In supeiror direction, if the standard deviation of the inital label map and the segmentation result label map has larger difference than the limit, the algorithm will stop processing segmentation for the rest of the slices. For example, assume that the standard deviation of the initial label image is 20, and the standard deviation of the segmentation label image is 40, with stop limit of 10, the program hault immediately.

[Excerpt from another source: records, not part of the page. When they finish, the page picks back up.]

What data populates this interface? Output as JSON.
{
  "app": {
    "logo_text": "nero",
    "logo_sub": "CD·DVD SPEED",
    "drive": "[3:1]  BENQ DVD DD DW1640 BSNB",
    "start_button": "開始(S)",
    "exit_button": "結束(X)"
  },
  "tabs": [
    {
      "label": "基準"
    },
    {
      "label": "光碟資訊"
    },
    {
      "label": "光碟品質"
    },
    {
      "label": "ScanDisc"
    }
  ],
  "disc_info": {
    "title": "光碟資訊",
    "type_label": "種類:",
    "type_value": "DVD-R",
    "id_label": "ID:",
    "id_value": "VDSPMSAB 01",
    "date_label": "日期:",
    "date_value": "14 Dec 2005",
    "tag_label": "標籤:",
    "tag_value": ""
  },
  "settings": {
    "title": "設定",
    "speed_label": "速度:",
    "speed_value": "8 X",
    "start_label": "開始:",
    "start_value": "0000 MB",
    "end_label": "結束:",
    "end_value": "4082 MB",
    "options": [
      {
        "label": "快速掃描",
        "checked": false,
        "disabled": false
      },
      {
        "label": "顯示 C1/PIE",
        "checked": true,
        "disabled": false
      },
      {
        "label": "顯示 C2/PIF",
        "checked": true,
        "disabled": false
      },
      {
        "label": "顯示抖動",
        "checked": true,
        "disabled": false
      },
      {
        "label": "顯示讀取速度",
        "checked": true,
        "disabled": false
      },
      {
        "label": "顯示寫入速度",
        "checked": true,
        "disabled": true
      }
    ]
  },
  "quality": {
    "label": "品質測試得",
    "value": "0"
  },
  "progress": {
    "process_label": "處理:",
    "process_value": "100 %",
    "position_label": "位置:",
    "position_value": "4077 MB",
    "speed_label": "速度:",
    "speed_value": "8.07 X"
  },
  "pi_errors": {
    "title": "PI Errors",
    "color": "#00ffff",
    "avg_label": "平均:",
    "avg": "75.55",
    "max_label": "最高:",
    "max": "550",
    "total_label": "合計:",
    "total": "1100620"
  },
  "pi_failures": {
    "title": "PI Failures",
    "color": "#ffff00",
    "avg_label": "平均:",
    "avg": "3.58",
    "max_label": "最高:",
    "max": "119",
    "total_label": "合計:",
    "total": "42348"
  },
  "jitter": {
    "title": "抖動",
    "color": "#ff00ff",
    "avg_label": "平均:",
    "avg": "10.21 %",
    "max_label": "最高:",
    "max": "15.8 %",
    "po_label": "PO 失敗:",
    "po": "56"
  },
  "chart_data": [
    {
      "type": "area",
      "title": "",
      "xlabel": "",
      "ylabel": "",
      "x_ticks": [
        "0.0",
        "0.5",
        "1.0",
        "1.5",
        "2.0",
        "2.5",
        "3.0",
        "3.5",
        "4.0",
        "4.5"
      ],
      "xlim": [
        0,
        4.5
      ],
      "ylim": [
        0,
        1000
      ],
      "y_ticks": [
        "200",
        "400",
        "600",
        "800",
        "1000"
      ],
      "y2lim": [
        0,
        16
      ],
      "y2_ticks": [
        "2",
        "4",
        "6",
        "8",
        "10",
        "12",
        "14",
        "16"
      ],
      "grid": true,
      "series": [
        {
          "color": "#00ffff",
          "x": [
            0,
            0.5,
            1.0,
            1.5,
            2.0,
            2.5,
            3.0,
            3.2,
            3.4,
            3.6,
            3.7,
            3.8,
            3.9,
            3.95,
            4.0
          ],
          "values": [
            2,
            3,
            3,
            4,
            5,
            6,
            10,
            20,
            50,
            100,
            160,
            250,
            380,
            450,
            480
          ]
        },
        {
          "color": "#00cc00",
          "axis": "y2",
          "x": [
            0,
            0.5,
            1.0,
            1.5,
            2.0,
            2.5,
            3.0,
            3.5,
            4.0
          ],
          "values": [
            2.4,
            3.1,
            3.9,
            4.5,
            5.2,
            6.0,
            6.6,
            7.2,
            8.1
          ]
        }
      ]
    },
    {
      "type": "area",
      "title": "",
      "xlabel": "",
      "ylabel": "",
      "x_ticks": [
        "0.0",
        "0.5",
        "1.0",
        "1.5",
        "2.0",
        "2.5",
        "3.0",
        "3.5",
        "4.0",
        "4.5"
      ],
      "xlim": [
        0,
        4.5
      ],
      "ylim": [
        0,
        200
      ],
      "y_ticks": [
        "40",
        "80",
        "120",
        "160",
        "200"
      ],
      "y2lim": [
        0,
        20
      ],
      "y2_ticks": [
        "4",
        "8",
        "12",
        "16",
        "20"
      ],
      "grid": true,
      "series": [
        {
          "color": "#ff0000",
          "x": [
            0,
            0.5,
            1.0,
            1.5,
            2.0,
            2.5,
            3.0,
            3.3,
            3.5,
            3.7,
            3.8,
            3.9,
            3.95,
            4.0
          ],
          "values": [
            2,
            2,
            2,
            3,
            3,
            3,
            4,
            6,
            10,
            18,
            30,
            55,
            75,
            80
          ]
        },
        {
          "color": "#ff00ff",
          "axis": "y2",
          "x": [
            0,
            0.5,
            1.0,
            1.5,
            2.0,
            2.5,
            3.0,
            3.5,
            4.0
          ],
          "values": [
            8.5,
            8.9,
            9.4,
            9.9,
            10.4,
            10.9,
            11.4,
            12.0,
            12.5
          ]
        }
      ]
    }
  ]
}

- Euclidean distance transform¶
The euclidean distance transform is the map labeling each pixel of the image with the distance to the nearest obstacle pixel (black pixel for this project). SITK::SignedMaurerDistanceMapImageFilter will also reverse propagate the obstacle pixel by setting them to a lower values (the outmost obstacle pixel will have the lowest value.)
- DICOM¶
Digital Imaging and Communications in Medicine (DICOM) is the standard for the communication and management of medical imaging information and related data.
- 3D Slicer¶
3D Slicer (Slicer) is a free and open source software package for image analysis and scientific visualization. Slicer is used in a variety of medical applications, including autism, multiple sclerosis, systemic lupus erythematosus, prostate cancer, lung cancer, breast cancer, schizophrenia, orthopedic biomechanics, COPD, cardiovascular disease, and neurosurgery.